In significant ways, the conversion process is getting even harder now. Slowing rent growth might make apartment conversions less attractive to investors, if the trend persists into next year. Asking rents for apartments have fallen 1.2% nationally over the past 12 months, according to rentals website Apartment List.
Column chart showing apartment conversions from offices since 2010. Chart shows a drastic decline in conversions since 2020, and shows that in 2023, the number of conversions from offices are negligible compared with the estimated 400,000 new apartment units completed.
Construction loans are also far more expensive than they were 18 months ago and many banks now shy away from development lending. A number of conversion efforts are on hold because of higher interest rates.
“It adds a huge amount of cost to the project,” said Steven Paynter, a principal at architecture firm Gensler who specializes in repurposing buildings.
His firm is working on office conversion projects totaling thousands of potential apartments that have permits, but are delayed while the developers try to land financing, he said.
Although more cities are trying to speed up the process, getting permits can take years. Long approval times are particularly brutal when combined with higher interest rates because developers often have to make debt payments while they wait for the green light.
“That can kill the project,” Paynter said.
One Camelback, a Phoenix office building set to be converted into a rental apartments, faces foreclosure. PHOTO: WILL PARKER/THE WALL STREET JOURNAL
Even when interest rates are low, repurposing offices can get expensive fast. Many require major interior demolition to make the floor plans work, including extensive plumbing work to add kitchens and bathrooms.
Environmental issues, such as asbestos abatement or removing lead paint, also run up costs in older buildings. Moving construction materials through densely built downtowns and in and out of narrow doorways poses other costly hazards.
“It’s like building a ship inside of a bottle,” said Trevor Martinez, senior developer at Sherman Associates, a company turning office buildings in downtown Minneapolis and St. Paul, Minn., into apartments.
If developers manage to buy old office buildings for a low enough price, conversions are often still profitable, even with higher interest rates. But some major projects have hit the skids, and at least two are facing foreclosure.
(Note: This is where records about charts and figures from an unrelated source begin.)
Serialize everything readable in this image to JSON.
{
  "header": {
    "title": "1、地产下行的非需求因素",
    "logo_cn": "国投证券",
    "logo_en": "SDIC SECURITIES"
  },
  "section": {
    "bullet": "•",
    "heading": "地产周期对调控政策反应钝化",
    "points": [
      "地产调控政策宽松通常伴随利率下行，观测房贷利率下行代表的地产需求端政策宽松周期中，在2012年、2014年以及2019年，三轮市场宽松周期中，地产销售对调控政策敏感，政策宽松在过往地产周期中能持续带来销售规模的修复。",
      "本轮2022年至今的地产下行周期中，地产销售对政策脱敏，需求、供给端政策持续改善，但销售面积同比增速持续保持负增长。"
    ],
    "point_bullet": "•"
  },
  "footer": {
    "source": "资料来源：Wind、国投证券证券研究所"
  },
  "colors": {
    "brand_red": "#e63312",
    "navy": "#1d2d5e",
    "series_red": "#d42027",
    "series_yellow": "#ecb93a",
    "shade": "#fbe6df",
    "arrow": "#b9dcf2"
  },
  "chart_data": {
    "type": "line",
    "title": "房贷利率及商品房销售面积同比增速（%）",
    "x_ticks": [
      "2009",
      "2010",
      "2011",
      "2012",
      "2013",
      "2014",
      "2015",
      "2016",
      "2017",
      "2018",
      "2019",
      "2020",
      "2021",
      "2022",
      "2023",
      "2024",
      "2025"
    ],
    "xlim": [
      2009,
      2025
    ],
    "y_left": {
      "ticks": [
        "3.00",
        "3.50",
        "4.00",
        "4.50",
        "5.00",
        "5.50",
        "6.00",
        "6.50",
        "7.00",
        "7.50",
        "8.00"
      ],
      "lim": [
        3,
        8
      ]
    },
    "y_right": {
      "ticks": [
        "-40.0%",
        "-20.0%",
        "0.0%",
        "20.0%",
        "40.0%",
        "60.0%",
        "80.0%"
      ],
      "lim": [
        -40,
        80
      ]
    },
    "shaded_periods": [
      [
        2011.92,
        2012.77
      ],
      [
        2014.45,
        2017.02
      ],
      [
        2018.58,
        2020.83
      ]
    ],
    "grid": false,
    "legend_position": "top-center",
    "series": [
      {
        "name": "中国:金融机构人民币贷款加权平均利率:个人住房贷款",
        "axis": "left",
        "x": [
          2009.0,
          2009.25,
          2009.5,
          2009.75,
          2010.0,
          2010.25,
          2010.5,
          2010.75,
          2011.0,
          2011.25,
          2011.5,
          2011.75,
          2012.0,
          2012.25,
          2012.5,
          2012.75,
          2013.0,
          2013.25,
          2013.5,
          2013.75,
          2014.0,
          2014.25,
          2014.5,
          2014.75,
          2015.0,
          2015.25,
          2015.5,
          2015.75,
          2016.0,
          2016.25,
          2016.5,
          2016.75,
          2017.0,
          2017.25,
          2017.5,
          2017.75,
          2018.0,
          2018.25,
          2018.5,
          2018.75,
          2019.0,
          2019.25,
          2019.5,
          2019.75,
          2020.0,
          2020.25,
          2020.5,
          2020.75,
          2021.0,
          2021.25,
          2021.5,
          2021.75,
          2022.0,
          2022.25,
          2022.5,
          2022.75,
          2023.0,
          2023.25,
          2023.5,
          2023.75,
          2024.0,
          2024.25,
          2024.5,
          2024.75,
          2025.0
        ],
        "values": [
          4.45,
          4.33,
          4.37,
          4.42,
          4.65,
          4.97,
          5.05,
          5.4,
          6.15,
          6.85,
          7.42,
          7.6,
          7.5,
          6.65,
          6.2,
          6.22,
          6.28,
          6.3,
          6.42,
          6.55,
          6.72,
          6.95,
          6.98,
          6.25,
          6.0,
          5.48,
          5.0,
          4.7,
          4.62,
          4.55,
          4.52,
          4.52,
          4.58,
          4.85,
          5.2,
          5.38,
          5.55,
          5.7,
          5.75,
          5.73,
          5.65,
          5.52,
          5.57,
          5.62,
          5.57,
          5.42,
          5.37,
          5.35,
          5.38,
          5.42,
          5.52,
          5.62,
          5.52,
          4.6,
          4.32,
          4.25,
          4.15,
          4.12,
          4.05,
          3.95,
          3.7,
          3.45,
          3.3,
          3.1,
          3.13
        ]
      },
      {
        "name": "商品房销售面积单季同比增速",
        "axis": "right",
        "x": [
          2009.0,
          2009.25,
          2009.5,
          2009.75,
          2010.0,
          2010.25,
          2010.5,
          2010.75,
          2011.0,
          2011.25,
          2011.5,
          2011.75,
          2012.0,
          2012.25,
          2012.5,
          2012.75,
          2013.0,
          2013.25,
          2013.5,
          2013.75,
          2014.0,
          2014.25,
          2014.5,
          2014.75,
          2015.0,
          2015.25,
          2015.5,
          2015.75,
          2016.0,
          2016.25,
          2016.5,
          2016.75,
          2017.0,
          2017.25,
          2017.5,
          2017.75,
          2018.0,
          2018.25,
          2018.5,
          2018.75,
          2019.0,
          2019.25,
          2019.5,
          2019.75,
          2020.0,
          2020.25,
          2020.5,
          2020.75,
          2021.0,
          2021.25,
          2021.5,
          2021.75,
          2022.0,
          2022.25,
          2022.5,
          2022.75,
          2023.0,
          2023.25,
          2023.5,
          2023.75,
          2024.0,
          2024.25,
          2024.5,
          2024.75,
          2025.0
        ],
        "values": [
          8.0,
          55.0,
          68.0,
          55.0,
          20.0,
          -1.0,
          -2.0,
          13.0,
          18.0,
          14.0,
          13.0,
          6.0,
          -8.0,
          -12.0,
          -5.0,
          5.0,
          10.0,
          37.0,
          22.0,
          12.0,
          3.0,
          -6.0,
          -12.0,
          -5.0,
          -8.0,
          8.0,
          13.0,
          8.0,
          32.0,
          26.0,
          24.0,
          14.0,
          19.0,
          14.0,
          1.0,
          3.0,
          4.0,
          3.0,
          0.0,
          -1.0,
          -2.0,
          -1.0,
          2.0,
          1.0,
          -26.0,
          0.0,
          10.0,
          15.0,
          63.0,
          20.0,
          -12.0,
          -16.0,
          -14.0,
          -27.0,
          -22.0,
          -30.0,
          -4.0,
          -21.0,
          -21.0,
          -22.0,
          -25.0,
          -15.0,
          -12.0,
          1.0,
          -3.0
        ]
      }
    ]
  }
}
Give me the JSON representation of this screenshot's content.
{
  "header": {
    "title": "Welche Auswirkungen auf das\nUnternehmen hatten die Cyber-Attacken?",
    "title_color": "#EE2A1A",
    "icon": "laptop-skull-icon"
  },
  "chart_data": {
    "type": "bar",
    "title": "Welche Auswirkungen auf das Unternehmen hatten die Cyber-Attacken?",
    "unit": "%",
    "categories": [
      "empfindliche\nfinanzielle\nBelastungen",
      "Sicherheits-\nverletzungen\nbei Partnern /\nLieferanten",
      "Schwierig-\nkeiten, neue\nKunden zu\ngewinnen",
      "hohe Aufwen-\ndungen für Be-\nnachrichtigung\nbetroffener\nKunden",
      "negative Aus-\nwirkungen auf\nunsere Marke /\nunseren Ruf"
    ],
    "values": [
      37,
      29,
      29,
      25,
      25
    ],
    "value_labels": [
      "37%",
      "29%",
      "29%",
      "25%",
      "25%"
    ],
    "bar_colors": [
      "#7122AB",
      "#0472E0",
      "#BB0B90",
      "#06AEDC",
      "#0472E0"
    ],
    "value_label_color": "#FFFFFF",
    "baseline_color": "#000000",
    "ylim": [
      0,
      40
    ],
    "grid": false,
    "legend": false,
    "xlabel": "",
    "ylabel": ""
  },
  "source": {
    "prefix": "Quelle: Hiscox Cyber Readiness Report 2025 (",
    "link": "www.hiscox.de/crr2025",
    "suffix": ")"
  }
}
Developers of One Camelback, a 200,000-square-foot office building in central Phoenix, are trying to convert it into what would be one of the city’s most expensive rental-apartment properties. A website advertises $8,000-a-month apartments, with floor-to-ceiling windows and crystal-clear views of nearby mountains.
But the developers, Sagamore Capital and partners defaulted on a loan of about $70 million. The project’s lender, Delphi Financial Group, has moved to foreclose. An auction of One Camelback is set for later this month, according to documents filed in Maricopa County, Ariz.
In downtown Dallas, developer Wolfe Investments seeks to convert an 18-story, 1950s office tower into residential apartments, but has recently been fighting off foreclosure from its lender, Thistle Creek Partners, court records show. Wolfe and Thistle Creek recently entered into a forbearance agreement, according to court records, which would give the developer more time to pay off its debts.
Without large government subsidies, some housing analysts have doubted office conversions would ever become large enough to help address the U.S. housing shortage.
Some cities might be better off looking to other property types for housing conversions, said Ahmad Abu-Khalaf, senior research analyst at Enterprise Community Partners, an affordable-housing nonprofit.
The conversion of 10% of the existing strip retail in the U.S. into low and medium-density housing could yield more than 700,000 units, Enterprise recently published in a report.
“If you only have a one-floor or two-floor retail building, it may be more feasible to do acquisition, raze it and build from scratch,” Abu-Khalaf said.